We first drop the id column then ordinal encode all categorical input variables.
Next, we split the data into train and test sets, define a parameter grid for hyperparameter tuning, create an XGBRegressor, and perform a grid search with 3-fold cross-validation and optimize for the Mean Squared Log Error (MSLE) metric.
We print the best MSLE score and corresponding best parameters, access and save the best model, load the saved model, use it to make predictions on the validation set, and print the RMSLE score.
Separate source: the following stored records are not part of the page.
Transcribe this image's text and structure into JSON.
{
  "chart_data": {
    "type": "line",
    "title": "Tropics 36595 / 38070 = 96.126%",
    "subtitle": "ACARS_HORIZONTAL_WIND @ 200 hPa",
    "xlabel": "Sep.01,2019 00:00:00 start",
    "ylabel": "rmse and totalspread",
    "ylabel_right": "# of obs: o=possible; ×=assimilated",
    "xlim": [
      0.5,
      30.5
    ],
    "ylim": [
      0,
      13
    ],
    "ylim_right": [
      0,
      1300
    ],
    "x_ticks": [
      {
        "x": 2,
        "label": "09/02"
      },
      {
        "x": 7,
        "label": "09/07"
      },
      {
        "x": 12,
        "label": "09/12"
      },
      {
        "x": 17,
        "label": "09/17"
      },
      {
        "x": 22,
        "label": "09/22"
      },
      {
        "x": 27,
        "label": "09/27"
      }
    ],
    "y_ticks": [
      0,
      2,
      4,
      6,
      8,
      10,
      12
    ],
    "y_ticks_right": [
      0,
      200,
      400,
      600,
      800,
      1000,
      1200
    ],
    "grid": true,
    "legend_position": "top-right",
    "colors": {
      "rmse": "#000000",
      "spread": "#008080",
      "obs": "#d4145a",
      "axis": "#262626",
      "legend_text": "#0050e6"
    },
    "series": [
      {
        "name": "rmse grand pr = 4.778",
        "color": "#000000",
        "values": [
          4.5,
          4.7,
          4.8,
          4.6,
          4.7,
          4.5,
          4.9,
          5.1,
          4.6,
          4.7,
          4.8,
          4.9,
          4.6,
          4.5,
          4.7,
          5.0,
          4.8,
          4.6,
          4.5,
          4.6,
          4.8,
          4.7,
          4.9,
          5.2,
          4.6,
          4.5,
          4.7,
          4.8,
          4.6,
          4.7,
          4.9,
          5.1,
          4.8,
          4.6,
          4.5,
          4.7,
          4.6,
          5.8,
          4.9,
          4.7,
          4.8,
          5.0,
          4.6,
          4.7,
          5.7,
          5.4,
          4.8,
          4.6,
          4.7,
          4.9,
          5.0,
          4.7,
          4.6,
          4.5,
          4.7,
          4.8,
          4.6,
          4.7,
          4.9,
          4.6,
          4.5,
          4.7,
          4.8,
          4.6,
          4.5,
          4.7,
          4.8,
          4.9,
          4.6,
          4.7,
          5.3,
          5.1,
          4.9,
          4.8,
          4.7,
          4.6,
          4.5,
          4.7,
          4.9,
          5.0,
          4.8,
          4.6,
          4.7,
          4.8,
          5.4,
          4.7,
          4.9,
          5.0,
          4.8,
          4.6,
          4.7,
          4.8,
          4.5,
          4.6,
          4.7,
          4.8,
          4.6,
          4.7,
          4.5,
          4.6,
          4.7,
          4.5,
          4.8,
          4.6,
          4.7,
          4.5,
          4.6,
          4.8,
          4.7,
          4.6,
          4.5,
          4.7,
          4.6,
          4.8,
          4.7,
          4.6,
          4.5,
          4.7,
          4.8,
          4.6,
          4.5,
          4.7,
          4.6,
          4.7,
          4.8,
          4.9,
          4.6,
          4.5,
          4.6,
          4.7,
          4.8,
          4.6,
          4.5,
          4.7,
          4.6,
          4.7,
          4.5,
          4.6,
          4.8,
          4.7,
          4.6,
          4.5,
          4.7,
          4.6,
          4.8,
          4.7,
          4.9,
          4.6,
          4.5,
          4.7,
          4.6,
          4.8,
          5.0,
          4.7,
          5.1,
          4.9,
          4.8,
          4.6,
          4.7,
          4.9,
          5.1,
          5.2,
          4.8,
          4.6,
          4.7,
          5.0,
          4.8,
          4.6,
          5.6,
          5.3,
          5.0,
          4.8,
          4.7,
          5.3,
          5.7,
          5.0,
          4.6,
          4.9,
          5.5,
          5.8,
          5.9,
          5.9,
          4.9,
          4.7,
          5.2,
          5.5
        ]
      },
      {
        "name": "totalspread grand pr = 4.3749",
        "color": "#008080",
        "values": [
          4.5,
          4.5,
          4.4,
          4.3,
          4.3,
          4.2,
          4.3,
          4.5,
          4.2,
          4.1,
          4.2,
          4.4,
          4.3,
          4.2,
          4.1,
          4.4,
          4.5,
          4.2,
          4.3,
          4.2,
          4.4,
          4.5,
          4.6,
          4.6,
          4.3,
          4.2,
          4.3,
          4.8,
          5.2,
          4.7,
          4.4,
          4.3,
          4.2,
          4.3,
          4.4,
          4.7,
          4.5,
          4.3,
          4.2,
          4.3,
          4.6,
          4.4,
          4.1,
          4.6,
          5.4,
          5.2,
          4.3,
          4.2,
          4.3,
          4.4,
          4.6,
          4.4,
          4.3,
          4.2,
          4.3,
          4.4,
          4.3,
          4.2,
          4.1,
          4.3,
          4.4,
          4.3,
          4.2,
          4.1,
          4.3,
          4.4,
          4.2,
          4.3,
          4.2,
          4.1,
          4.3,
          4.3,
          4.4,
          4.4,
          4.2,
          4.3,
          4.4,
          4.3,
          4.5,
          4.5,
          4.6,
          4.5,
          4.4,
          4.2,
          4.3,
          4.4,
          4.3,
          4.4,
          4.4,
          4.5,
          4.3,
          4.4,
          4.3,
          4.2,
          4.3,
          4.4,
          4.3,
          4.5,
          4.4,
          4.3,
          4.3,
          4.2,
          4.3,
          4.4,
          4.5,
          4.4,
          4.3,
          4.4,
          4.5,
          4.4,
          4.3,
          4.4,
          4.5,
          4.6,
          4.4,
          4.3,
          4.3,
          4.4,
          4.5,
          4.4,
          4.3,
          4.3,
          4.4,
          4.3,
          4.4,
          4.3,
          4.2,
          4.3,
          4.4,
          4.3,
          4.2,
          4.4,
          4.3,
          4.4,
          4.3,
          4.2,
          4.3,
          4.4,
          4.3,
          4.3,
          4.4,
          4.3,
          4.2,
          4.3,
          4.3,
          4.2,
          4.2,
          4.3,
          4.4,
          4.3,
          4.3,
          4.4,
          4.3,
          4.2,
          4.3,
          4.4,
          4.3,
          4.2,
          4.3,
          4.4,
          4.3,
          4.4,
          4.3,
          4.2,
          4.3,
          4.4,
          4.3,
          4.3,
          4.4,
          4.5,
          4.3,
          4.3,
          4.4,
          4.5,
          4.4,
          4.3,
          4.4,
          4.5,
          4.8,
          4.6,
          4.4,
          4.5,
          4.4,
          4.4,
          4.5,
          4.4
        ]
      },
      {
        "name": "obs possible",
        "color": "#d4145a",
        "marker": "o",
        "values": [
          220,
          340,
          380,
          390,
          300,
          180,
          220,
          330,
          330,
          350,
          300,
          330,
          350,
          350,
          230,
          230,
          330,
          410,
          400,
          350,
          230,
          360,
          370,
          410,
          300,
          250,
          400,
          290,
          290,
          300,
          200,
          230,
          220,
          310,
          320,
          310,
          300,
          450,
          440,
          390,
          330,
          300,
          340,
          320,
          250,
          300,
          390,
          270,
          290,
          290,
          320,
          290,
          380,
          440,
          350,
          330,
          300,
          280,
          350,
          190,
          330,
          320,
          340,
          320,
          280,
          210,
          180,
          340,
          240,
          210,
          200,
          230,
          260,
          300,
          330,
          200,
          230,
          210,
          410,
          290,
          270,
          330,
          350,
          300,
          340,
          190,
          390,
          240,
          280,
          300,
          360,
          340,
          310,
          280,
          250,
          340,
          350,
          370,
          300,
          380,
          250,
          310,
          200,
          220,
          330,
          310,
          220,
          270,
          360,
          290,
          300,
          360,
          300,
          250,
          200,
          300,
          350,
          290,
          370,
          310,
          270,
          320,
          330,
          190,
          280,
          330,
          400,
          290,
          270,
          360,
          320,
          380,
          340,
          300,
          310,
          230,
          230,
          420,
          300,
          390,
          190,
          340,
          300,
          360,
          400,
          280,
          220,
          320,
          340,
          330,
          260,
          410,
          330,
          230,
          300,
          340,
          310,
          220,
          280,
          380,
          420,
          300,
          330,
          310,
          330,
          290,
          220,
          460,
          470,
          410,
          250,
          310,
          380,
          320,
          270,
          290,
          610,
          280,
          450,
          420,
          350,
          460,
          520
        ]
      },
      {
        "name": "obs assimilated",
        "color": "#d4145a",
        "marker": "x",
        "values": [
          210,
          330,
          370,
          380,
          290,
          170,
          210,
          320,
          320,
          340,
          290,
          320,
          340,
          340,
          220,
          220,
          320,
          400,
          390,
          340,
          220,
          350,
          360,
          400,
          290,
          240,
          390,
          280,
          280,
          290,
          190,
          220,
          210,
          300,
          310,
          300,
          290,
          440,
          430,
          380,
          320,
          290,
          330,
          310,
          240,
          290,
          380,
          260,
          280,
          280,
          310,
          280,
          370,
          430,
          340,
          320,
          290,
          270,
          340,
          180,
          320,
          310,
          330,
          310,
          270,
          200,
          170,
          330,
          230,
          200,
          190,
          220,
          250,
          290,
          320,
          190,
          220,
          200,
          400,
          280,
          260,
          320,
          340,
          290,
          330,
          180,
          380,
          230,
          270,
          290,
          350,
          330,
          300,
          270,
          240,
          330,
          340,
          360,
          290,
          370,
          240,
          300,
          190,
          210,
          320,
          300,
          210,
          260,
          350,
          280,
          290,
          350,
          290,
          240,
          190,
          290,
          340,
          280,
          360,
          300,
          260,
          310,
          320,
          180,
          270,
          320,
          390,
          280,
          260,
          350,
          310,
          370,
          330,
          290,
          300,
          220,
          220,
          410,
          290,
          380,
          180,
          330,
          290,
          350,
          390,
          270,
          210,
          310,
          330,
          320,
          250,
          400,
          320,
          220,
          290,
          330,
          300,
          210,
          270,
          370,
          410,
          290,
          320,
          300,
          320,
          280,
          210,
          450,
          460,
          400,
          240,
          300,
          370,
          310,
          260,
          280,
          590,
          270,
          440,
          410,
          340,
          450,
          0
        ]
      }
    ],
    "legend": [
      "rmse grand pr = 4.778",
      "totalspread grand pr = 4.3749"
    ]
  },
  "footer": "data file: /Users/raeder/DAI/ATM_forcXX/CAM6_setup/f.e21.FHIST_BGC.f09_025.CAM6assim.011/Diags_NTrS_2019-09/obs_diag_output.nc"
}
Running this code will download the dataset, perform the grid search, and output results similar to:
Dataset shape: (1460, 80)
Features: Index(['MSSubClass', 'MSZoning', 'LotFrontage', 'LotArea', 'Street', 'Alley',
'LotShape', 'LandContour', 'Utilities', 'LotConfig', 'LandSlope',
'Neighborhood', 'Condition1', 'Condition2', 'BldgType', 'HouseStyle',
'OverallQual', 'OverallCond', 'YearBuilt', 'YearRemodAdd', 'RoofStyle',
'RoofMatl', 'Exterior1st', 'Exterior2nd', 'MasVnrType', 'MasVnrArea',
'ExterQual', 'ExterCond', 'Foundation', 'BsmtQual', 'BsmtCond',
'BsmtExposure', 'BsmtFinType1', 'BsmtFinSF1', 'BsmtFinType2',
'BsmtFinSF2', 'BsmtUnfSF', 'TotalBsmtSF', 'Heating', 'HeatingQC',
'CentralAir', 'Electrical', '1stFlrSF', '2ndFlrSF', 'LowQualFinSF',
'GrLivArea', 'BsmtFullBath', 'BsmtHalfBath', 'FullBath', 'HalfBath',
'BedroomAbvGr', 'KitchenAbvGr', 'KitchenQual', 'TotRmsAbvGrd',
'Functional', 'Fireplaces', 'FireplaceQu', 'GarageType', 'GarageYrBlt',
'GarageFinish', 'GarageCars', 'GarageArea', 'GarageQual', 'GarageCond',
'PavedDrive', 'WoodDeckSF', 'OpenPorchSF', 'EnclosedPorch', '3SsnPorch',
'ScreenPorch', 'PoolArea', 'PoolQC', 'Fence', 'MiscFeature', 'MiscVal',
'MoSold', 'YrSold', 'SaleType', 'SaleCondition'],
dtype='object')
Target variable: SalePrice
Best RMSLE score: 0.132
Best parameters: {'colsample_bytree': 0.8, 'learning_rate': 0.05, 'max_depth': 4, 'n_estimators': 1000, 'reg_alpha': 1, 'subsample': 0.8}
RMSLE: 0.139
This example demonstrates how to use XGBoost on a Kaggle dataset, perform hyperparameter tuning, save and load the best model, and evaluate its performance.